Recently I went shopping for a new vehicle. I wanted something offered capable, under $30,000, preferably 2 doors, light colored, and dog friendly. Now for me “I went shopping” means first I did 6 months research reading reviews, looking at product specs, reading forums and looking at an assortment of aftermarket parts and modifications.
I narrowed my choices down to two vehicles. A Nissan Xterra (last model year) or a Jeep Wrangler 2 door. Plenty of differences between those two options for folks who are familiar with them, but each scratched a certain set of itches for me.
I tried to buy an Xterra first. Drove 90 minutes to a dealer who said he had the model and color I wanted (white) on the lot. Got there and he didn’t actually have it. Shortest visit to a dealer ever.

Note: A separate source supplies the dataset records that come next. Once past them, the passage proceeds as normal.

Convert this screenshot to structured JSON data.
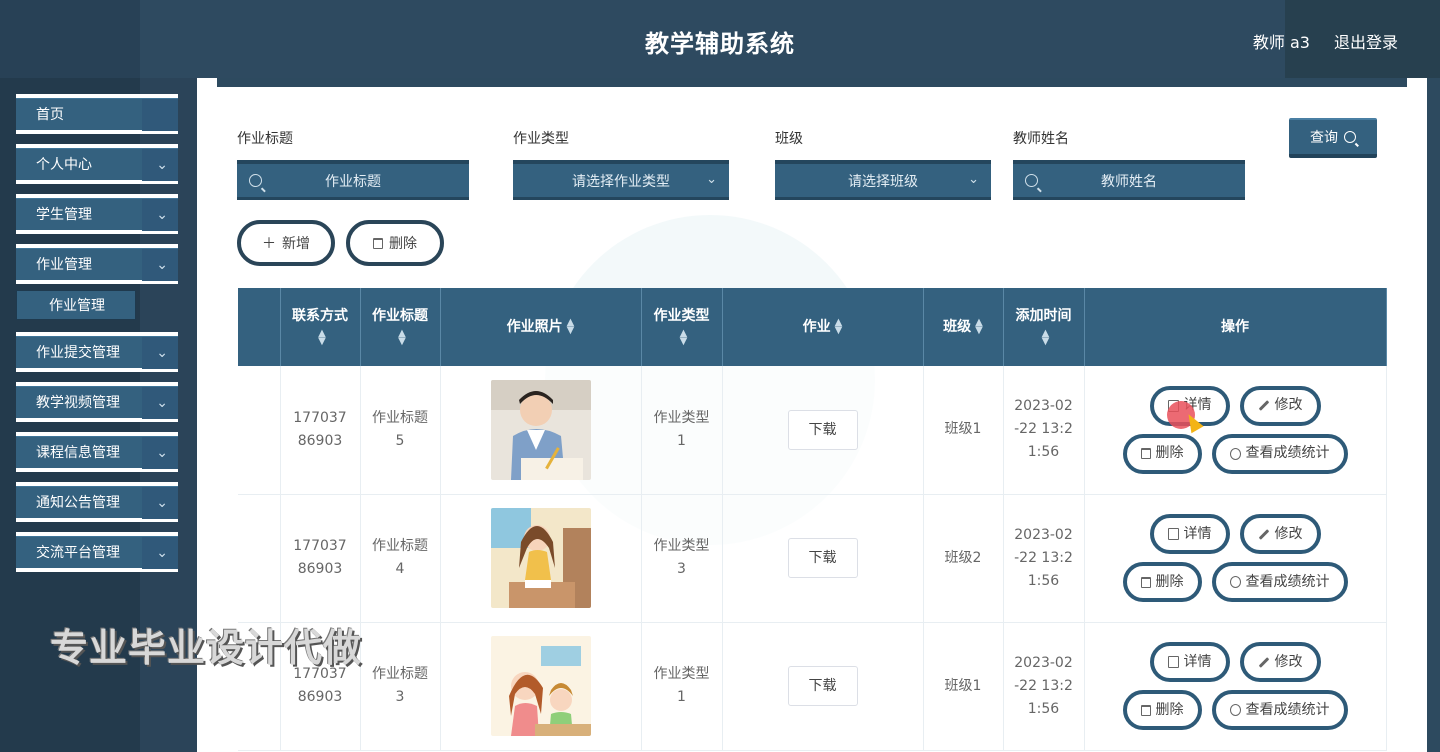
{
  "header": {
    "title": "教学辅助系统",
    "user": "教师 a3",
    "logout": "退出登录"
  },
  "sidebar": {
    "items": [
      {
        "label": "首页",
        "chevron": false
      },
      {
        "label": "个人中心",
        "chevron": true
      },
      {
        "label": "学生管理",
        "chevron": true
      },
      {
        "label": "作业管理",
        "chevron": true
      },
      {
        "label": "作业提交管理",
        "chevron": true
      },
      {
        "label": "教学视频管理",
        "chevron": true
      },
      {
        "label": "课程信息管理",
        "chevron": true
      },
      {
        "label": "通知公告管理",
        "chevron": true
      },
      {
        "label": "交流平台管理",
        "chevron": true
      }
    ],
    "sub_active": "作业管理"
  },
  "watermark": "专业毕业设计代做",
  "search": {
    "title_label": "作业标题",
    "title_placeholder": "作业标题",
    "type_label": "作业类型",
    "type_placeholder": "请选择作业类型",
    "class_label": "班级",
    "class_placeholder": "请选择班级",
    "teacher_label": "教师姓名",
    "teacher_placeholder": "教师姓名",
    "query": "查询"
  },
  "actions": {
    "add": "新增",
    "delete": "删除"
  },
  "table": {
    "headers": [
      "联系方式",
      "作业标题",
      "作业照片",
      "作业类型",
      "作业",
      "班级",
      "添加时间",
      "操作"
    ],
    "rows": [
      {
        "phone": "17703786903",
        "title": "作业标题5",
        "type": "作业类型1",
        "download": "下载",
        "class": "班级1",
        "time": "2023-02-22 13:21:56"
      },
      {
        "phone": "17703786903",
        "title": "作业标题4",
        "type": "作业类型3",
        "download": "下载",
        "class": "班级2",
        "time": "2023-02-22 13:21:56"
      },
      {
        "phone": "17703786903",
        "title": "作业标题3",
        "type": "作业类型1",
        "download": "下载",
        "class": "班级1",
        "time": "2023-02-22 13:21:56"
      }
    ],
    "op_labels": {
      "detail": "详情",
      "edit": "修改",
      "delete": "删除",
      "stats": "查看成绩统计"
    }
  },
  "colors": {
    "primary": "#34617f",
    "header": "#2e4a60",
    "border_dark": "#2a4558"
  },
  "icons": [
    "search-icon",
    "chevron-down-icon",
    "plus-icon",
    "trash-icon",
    "document-icon",
    "pen-icon",
    "pie-chart-icon"
  ]
}
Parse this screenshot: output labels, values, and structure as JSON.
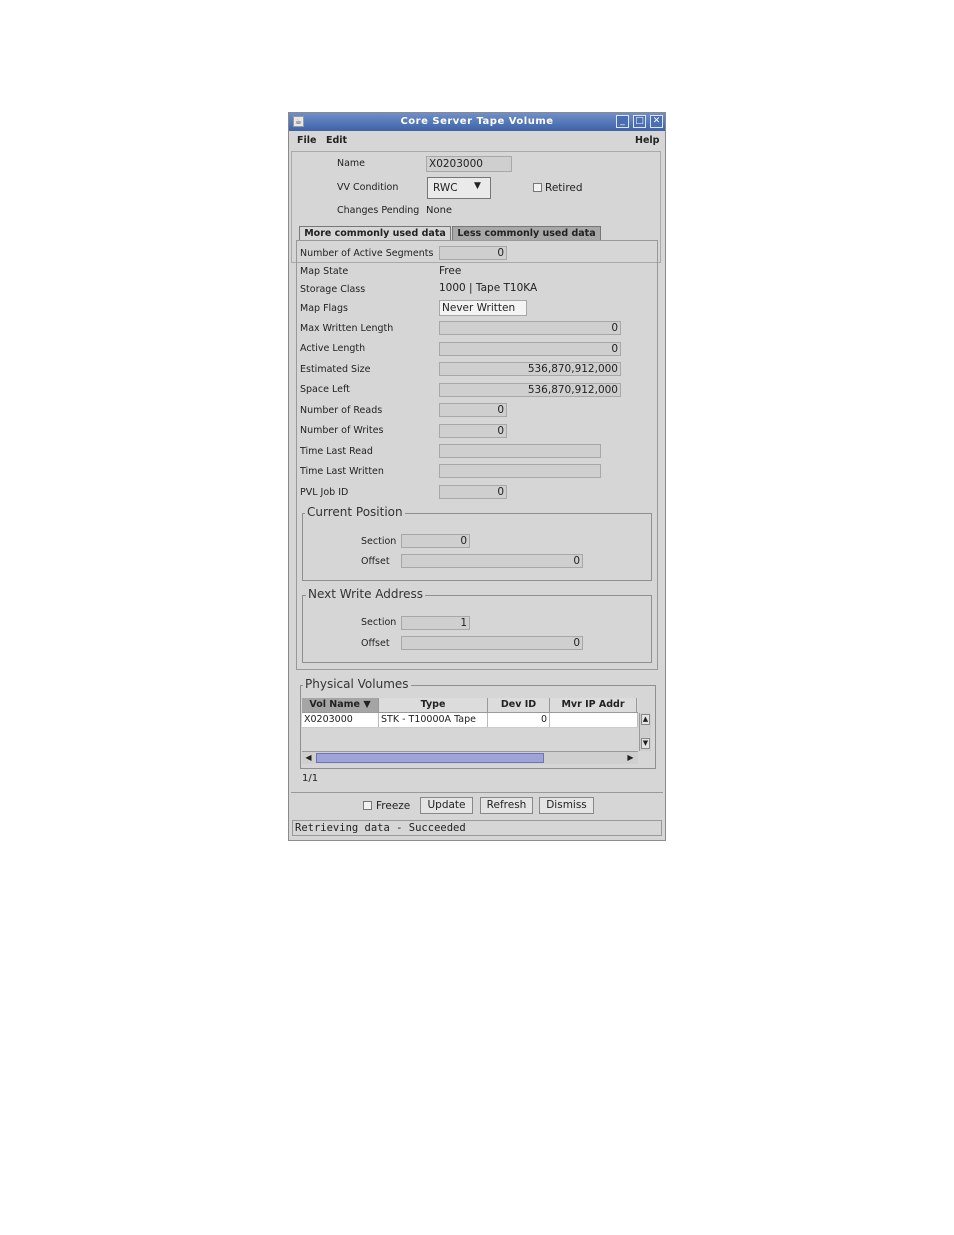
{
  "window": {
    "title": "Core Server Tape Volume",
    "app_icon": "java-icon"
  },
  "menu": {
    "file": "File",
    "edit": "Edit",
    "help": "Help"
  },
  "header": {
    "name_label": "Name",
    "name_value": "X0203000",
    "vv_condition_label": "VV Condition",
    "vv_condition_value": "RWC",
    "retired_label": "Retired",
    "changes_pending_label": "Changes Pending",
    "changes_pending_value": "None"
  },
  "tabs": {
    "more": "More commonly used data",
    "less": "Less commonly used data"
  },
  "fields": {
    "active_segments_label": "Number of Active Segments",
    "active_segments": "0",
    "map_state_label": "Map State",
    "map_state": "Free",
    "storage_class_label": "Storage Class",
    "storage_class": "1000 | Tape T10KA",
    "map_flags_label": "Map Flags",
    "map_flags": "Never Written",
    "max_written_length_label": "Max Written Length",
    "max_written_length": "0",
    "active_length_label": "Active Length",
    "active_length": "0",
    "estimated_size_label": "Estimated Size",
    "estimated_size": "536,870,912,000",
    "space_left_label": "Space Left",
    "space_left": "536,870,912,000",
    "number_of_reads_label": "Number of Reads",
    "number_of_reads": "0",
    "number_of_writes_label": "Number of Writes",
    "number_of_writes": "0",
    "time_last_read_label": "Time Last Read",
    "time_last_read": "",
    "time_last_written_label": "Time Last Written",
    "time_last_written": "",
    "pvl_job_id_label": "PVL Job ID",
    "pvl_job_id": "0"
  },
  "current_position": {
    "title": "Current Position",
    "section_label": "Section",
    "section": "0",
    "offset_label": "Offset",
    "offset": "0"
  },
  "next_write_address": {
    "title": "Next Write Address",
    "section_label": "Section",
    "section": "1",
    "offset_label": "Offset",
    "offset": "0"
  },
  "physical_volumes": {
    "title": "Physical Volumes",
    "columns": [
      "Vol Name",
      "Type",
      "Dev ID",
      "Mvr IP Addr"
    ],
    "rows": [
      [
        "X0203000",
        "STK - T10000A Tape",
        "0",
        ""
      ]
    ],
    "count": "1/1"
  },
  "bottom": {
    "freeze_label": "Freeze",
    "update": "Update",
    "refresh": "Refresh",
    "dismiss": "Dismiss"
  },
  "status": "Retrieving data - Succeeded"
}
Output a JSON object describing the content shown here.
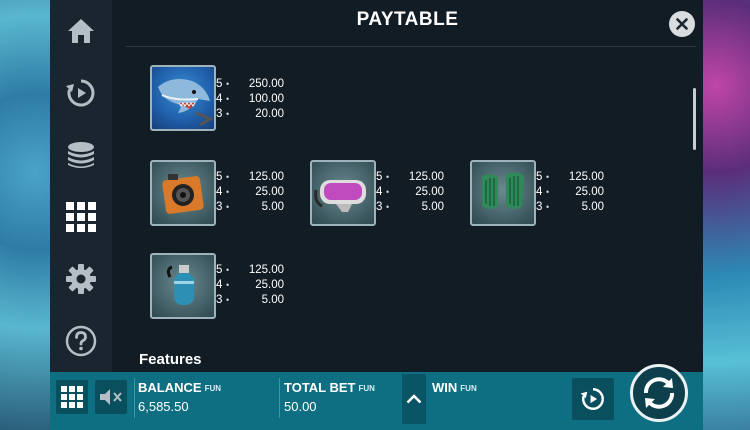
{
  "title": "PAYTABLE",
  "sidebar": {
    "items": [
      {
        "name": "home",
        "icon": "home-icon"
      },
      {
        "name": "autoplay",
        "icon": "replay-icon"
      },
      {
        "name": "bet",
        "icon": "coin-stack-icon"
      },
      {
        "name": "paytable",
        "icon": "grid-icon",
        "active": true
      },
      {
        "name": "settings",
        "icon": "gear-icon"
      },
      {
        "name": "help",
        "icon": "help-icon"
      }
    ]
  },
  "symbols": [
    {
      "name": "shark",
      "pays": [
        {
          "count": "5",
          "amount": "250.00"
        },
        {
          "count": "4",
          "amount": "100.00"
        },
        {
          "count": "3",
          "amount": "20.00"
        }
      ]
    },
    {
      "name": "camera",
      "pays": [
        {
          "count": "5",
          "amount": "125.00"
        },
        {
          "count": "4",
          "amount": "25.00"
        },
        {
          "count": "3",
          "amount": "5.00"
        }
      ]
    },
    {
      "name": "mask",
      "pays": [
        {
          "count": "5",
          "amount": "125.00"
        },
        {
          "count": "4",
          "amount": "25.00"
        },
        {
          "count": "3",
          "amount": "5.00"
        }
      ]
    },
    {
      "name": "fins",
      "pays": [
        {
          "count": "5",
          "amount": "125.00"
        },
        {
          "count": "4",
          "amount": "25.00"
        },
        {
          "count": "3",
          "amount": "5.00"
        }
      ]
    },
    {
      "name": "tank",
      "pays": [
        {
          "count": "5",
          "amount": "125.00"
        },
        {
          "count": "4",
          "amount": "25.00"
        },
        {
          "count": "3",
          "amount": "5.00"
        }
      ]
    }
  ],
  "features_heading": "Features",
  "bottom": {
    "balance_label": "BALANCE",
    "balance_fun": "FUN",
    "balance_value": "6,585.50",
    "total_bet_label": "TOTAL BET",
    "total_bet_fun": "FUN",
    "total_bet_value": "50.00",
    "win_label": "WIN",
    "win_fun": "FUN",
    "win_value": ""
  },
  "colors": {
    "panel": "#121c24",
    "sidebar": "#1a2530",
    "bottom_bar": "#0f6f82",
    "icon": "#c8d0d5"
  }
}
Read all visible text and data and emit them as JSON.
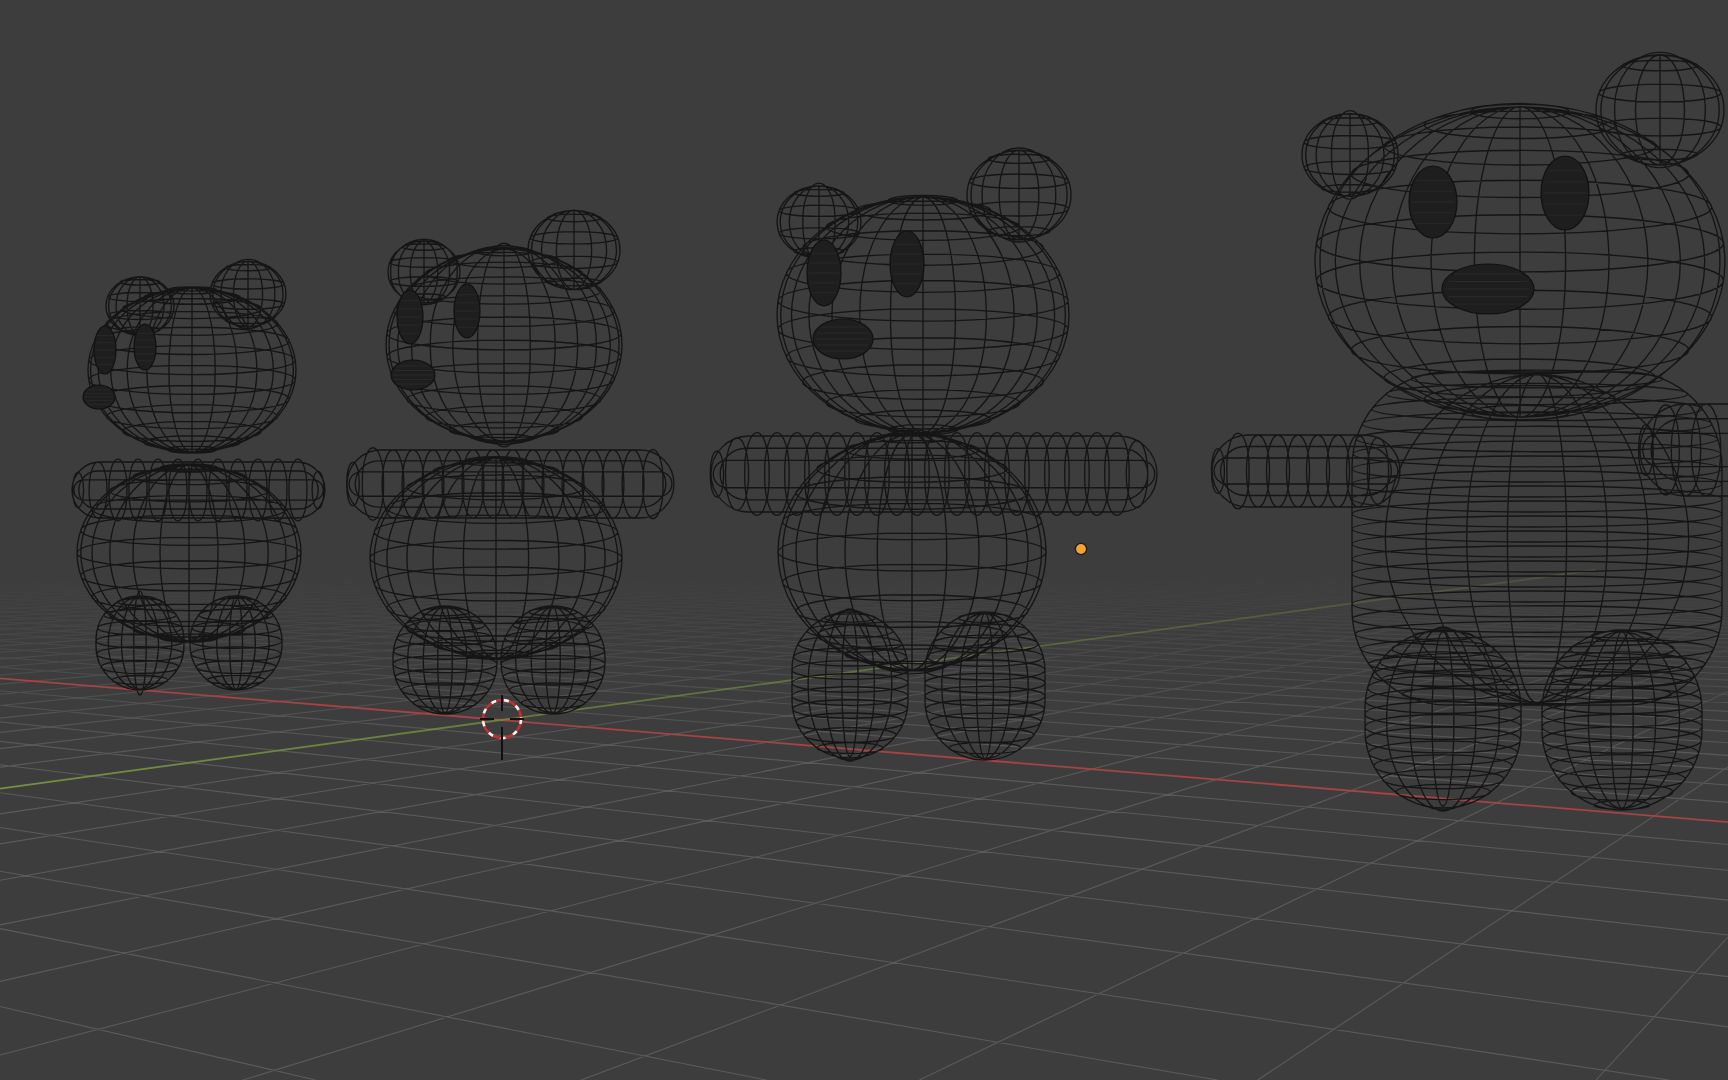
{
  "viewport": {
    "floor": {
      "axes": [
        {
          "kind": "x"
        },
        {
          "kind": "y"
        }
      ]
    },
    "models": [
      {
        "kind": "bear"
      },
      {
        "kind": "bear"
      },
      {
        "kind": "bear"
      },
      {
        "kind": "bear"
      }
    ],
    "markers": [
      {
        "kind": "cursor"
      },
      {
        "kind": "point"
      }
    ]
  }
}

2 hours later at the Jeep dealer… They had 3 Jeeps left on the lot that met my criteria. 2 door, no power anything, hard top and the gearing ratio I wanted. Only problem? I had the Henry Ford color option to choose from. I could have any color I wanted as long as it was black. Black in Texas is not a popular color choice… which probably explained why the last 3 Jeeps of the model year which met my other criteria were all the same color.
Meet my new black Jeep….
Cool story bro… What’s your point?
When I drove onto the Jeep dealer’s lot “light color” was one of my hard requirements. I live in Texas, it’s currently 102 degrees at 11AM. I didn’t want a dark colored Jeep and with dozens to choose from in my area was no need to move off of that hard requirement. I’d eliminated dark colored Xterras from consideration and had passed on speaking with Nissan dealers who said they had dark ones in stock (but not white).
But when I got on the lot, the sales rep took the time to listen to what I was looking for and found a way to make it work. Hard requirements are sometimes not as hard as we might think in the sales cycle. It’s important to understand what is behind requirements you may not meet 100% (or at all). What is the customer really asking for when they say that a product “must integrate seamlessly” with another product? What is a customer looking for when they ask for “a single pane of glass” solution? Take the time to understand how the customer will use the product, how it will be supported internally and how it will be maintained over time. Really understand the requirements so you can best demonstrate how your product meets the customer’s real needs and will integrate into their environment.
One last note on customer requirements. Once you’ve shown them that you take their requirements seriously, don’t miss the opportunity to show the customer some of your unique and compelling features and explain to them the business value that they provide. Customer requirements can be fluid, if you can add your strengths to the customer’s perceived needs for a solution it helps position yours as the best choice when it comes time to buy.